Anyone in their right mind will just wait to see if Star Citizen actually becomes a real, released game before giving anymore money to these jokers. Spend those thousands of dollars on real games and real hardware in the meantime.

Joe Blobers
Joe Blobers
Reply to  Peter Quint
5 years ago

Star Citizen is a project currently in 3.3 debugging phase. With a year ahead of contents and gameplay roadmap to be added from now to mid-2019. Covering most original Kickstarter features and following stretch goals.

200M$ thanks for taking the point.

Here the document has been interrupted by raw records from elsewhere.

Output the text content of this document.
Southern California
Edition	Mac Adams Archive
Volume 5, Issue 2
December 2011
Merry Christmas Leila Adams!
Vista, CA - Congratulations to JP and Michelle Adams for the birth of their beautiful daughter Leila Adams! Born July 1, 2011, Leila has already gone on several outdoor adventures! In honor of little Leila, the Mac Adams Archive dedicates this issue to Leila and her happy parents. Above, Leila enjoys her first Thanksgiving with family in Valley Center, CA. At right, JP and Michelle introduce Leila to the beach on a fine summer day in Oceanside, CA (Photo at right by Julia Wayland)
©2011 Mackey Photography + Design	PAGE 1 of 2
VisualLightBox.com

That what it costs Publishers to create their company, hired devs and create creation pipelines… there is no 50M$ games made by EA or Ubi but 50M$ for game + 100M$ for marketing and hundreds M to create company…

Meanwhile CIG, a kickstarter project by end of Nov. 2012 with 6 M$, 12 guys, no studios or pipelines, not only build a +500 employees company but is now able to deliver never seen core tech merged together. Every $ go to game development… not shareholders 🙂

Starter package is 45$ and nothing more is required. The more expensive assets are for Orgs that count already in Alpha, up to hundreds, thousands and even 10K members… which make those multi thousands package equivalent to few month of subscription per member for traditional MMO’s. SC is already less expensive per member than most MMO’s around.

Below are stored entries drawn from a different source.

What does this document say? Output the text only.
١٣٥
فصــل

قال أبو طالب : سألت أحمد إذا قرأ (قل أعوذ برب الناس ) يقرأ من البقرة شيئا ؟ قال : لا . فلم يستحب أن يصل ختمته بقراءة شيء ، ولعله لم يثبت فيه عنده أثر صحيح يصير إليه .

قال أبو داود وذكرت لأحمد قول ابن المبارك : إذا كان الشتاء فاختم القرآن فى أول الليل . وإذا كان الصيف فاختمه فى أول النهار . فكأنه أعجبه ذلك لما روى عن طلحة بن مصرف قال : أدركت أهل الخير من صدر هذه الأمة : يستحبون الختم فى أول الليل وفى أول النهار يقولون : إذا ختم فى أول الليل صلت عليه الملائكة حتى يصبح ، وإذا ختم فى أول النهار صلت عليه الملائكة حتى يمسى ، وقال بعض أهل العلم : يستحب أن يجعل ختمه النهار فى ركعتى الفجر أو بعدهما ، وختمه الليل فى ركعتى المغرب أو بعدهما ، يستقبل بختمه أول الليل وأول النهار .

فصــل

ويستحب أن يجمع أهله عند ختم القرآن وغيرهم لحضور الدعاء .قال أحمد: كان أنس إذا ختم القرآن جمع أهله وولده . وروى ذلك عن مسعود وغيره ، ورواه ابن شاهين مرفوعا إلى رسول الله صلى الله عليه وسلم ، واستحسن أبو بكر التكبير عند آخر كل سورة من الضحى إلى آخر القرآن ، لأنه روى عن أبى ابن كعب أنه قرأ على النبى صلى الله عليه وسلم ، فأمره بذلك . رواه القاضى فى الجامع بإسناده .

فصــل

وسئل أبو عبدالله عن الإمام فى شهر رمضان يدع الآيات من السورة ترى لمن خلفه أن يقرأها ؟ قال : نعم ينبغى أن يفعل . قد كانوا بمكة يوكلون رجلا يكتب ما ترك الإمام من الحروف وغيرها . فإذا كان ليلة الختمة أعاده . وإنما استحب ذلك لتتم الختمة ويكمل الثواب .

A project with sure collapse 90 days top according to some internet expert… 4 years ago 🙂 Haters hate. Those with little to no understanding of game development or finance keep throwing their uneducated comments. HUman nature at best 🙂

Beet Wagon
Beet Wagon
5 years ago

“…Is the size of Austin – and almost completely empty”

FTFY

Joe Blobers
Joe Blobers
Reply to  Beet Wagon
5 years ago

Like space indeed 🙂

Beet Wagon
Beet Wagon
Reply to  Joe Blobers
5 years ago

I too believe cities should be empty like space, because my brain is completely normal.

Joe Blobers
Joe Blobers
Reply to  Beet Wagon
5 years ago

Patch 3.3 goal was not to populate city but to implement OCS and Bind culling.
City life activities (ships moving in sky, taking off and landing, more NPC’s) are added in next coming patchs with improved I.A.

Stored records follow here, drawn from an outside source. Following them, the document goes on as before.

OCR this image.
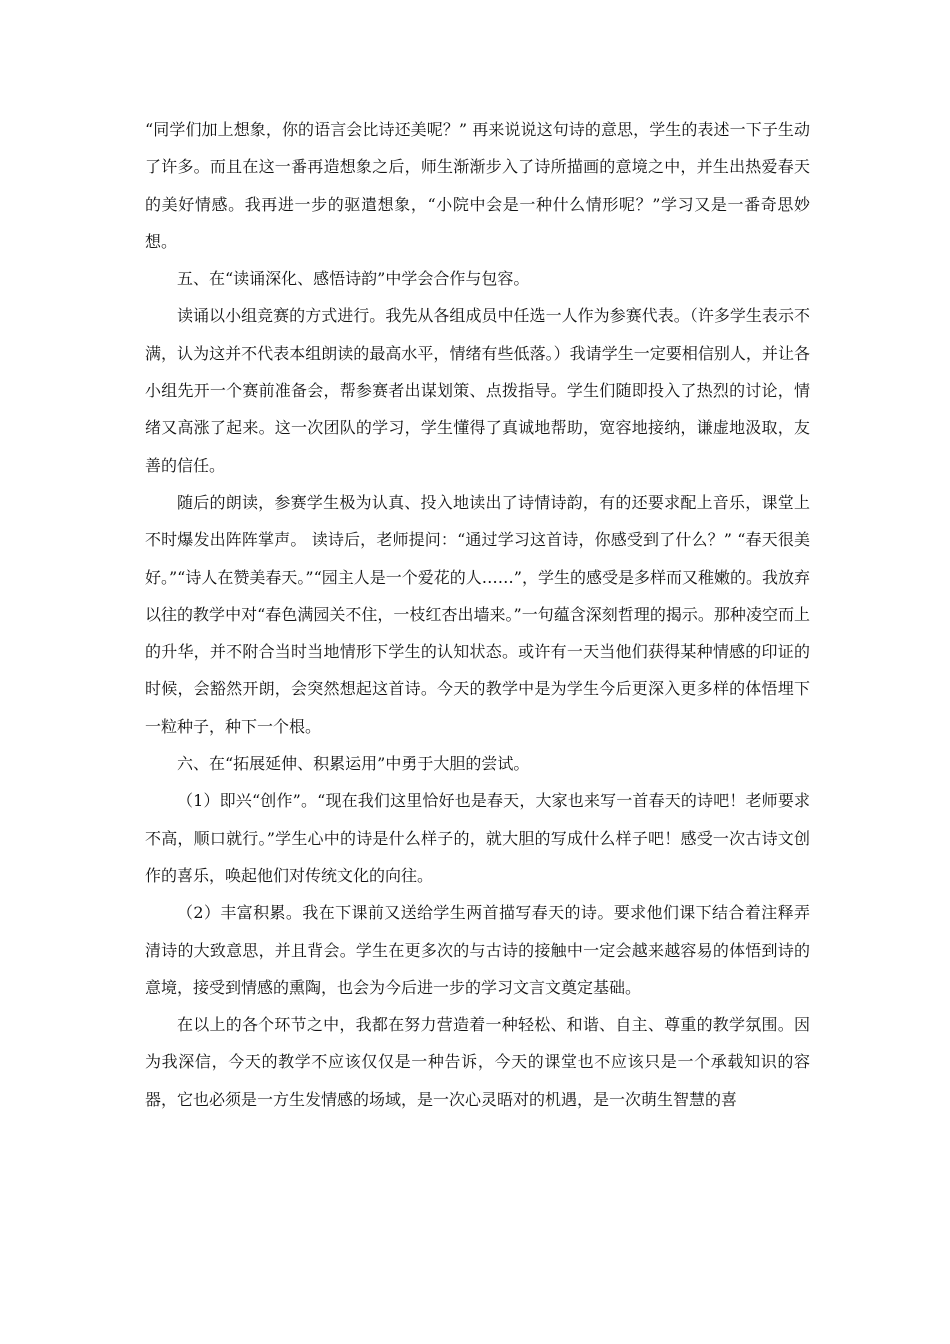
“同学们加上想象，你的语言会比诗还美呢？” 再来说说这句诗的意思，学生的表述一下子生动了许多。而且在这一番再造想象之后，师生渐渐步入了诗所描画的意境之中，并生出热爱春天的美好情感。我再进一步的驱遣想象，“小院中会是一种什么情形呢？”学习又是一番奇思妙想。

五、在“读诵深化、感悟诗韵”中学会合作与包容。

读诵以小组竞赛的方式进行。我先从各组成员中任选一人作为参赛代表。（许多学生表示不满，认为这并不代表本组朗读的最高水平，情绪有些低落。）我请学生一定要相信别人，并让各小组先开一个赛前准备会，帮参赛者出谋划策、点拨指导。学生们随即投入了热烈的讨论，情绪又高涨了起来。这一次团队的学习，学生懂得了真诚地帮助，宽容地接纳，谦虚地汲取，友善的信任。

随后的朗读，参赛学生极为认真、投入地读出了诗情诗韵，有的还要求配上音乐，课堂上不时爆发出阵阵掌声。 读诗后，老师提问：“通过学习这首诗，你感受到了什么？” “春天很美好。”“诗人在赞美春天。”“园主人是一个爱花的人……”，学生的感受是多样而又稚嫩的。我放弃以往的教学中对“春色满园关不住，一枝红杏出墙来。”一句蕴含深刻哲理的揭示。那种凌空而上的升华，并不附合当时当地情形下学生的认知状态。或许有一天当他们获得某种情感的印证的时候，会豁然开朗，会突然想起这首诗。今天的教学中是为学生今后更深入更多样的体悟埋下一粒种子，种下一个根。

六、在“拓展延伸、积累运用”中勇于大胆的尝试。

（1）即兴“创作”。“现在我们这里恰好也是春天，大家也来写一首春天的诗吧！老师要求不高，顺口就行。”学生心中的诗是什么样子的，就大胆的写成什么样子吧！感受一次古诗文创作的喜乐，唤起他们对传统文化的向往。

（2）丰富积累。我在下课前又送给学生两首描写春天的诗。要求他们课下结合着注释弄清诗的大致意思，并且背会。学生在更多次的与古诗的接触中一定会越来越容易的体悟到诗的意境，接受到情感的熏陶，也会为今后进一步的学习文言文奠定基础。

在以上的各个环节之中，我都在努力营造着一种轻松、和谐、自主、尊重的教学氛围。因为我深信，今天的教学不应该仅仅是一种告诉，今天的课堂也不应该只是一个承载知识的容器，它也必须是一方生发情感的场域，是一次心灵晤对的机遇，是一次萌生智慧的喜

When you implement core tech, better avoid adding more options to crash 🙂

Πραοτηςκαιηρεμια
Πραοτηςκαιηρεμια
Reply to  Beet Wagon
5 years ago

How is the city empty? It is full of players, NPCs, shops, bars, a train system, accecible from 4 or 5 different entries surrounded by shanti towns. There is a mountain sized headquarters of a mining company in the middle. We don’t know exactly which part of the city is walkable, but with several hundreds of such cities planned, I guess you might wish for less rather than for more.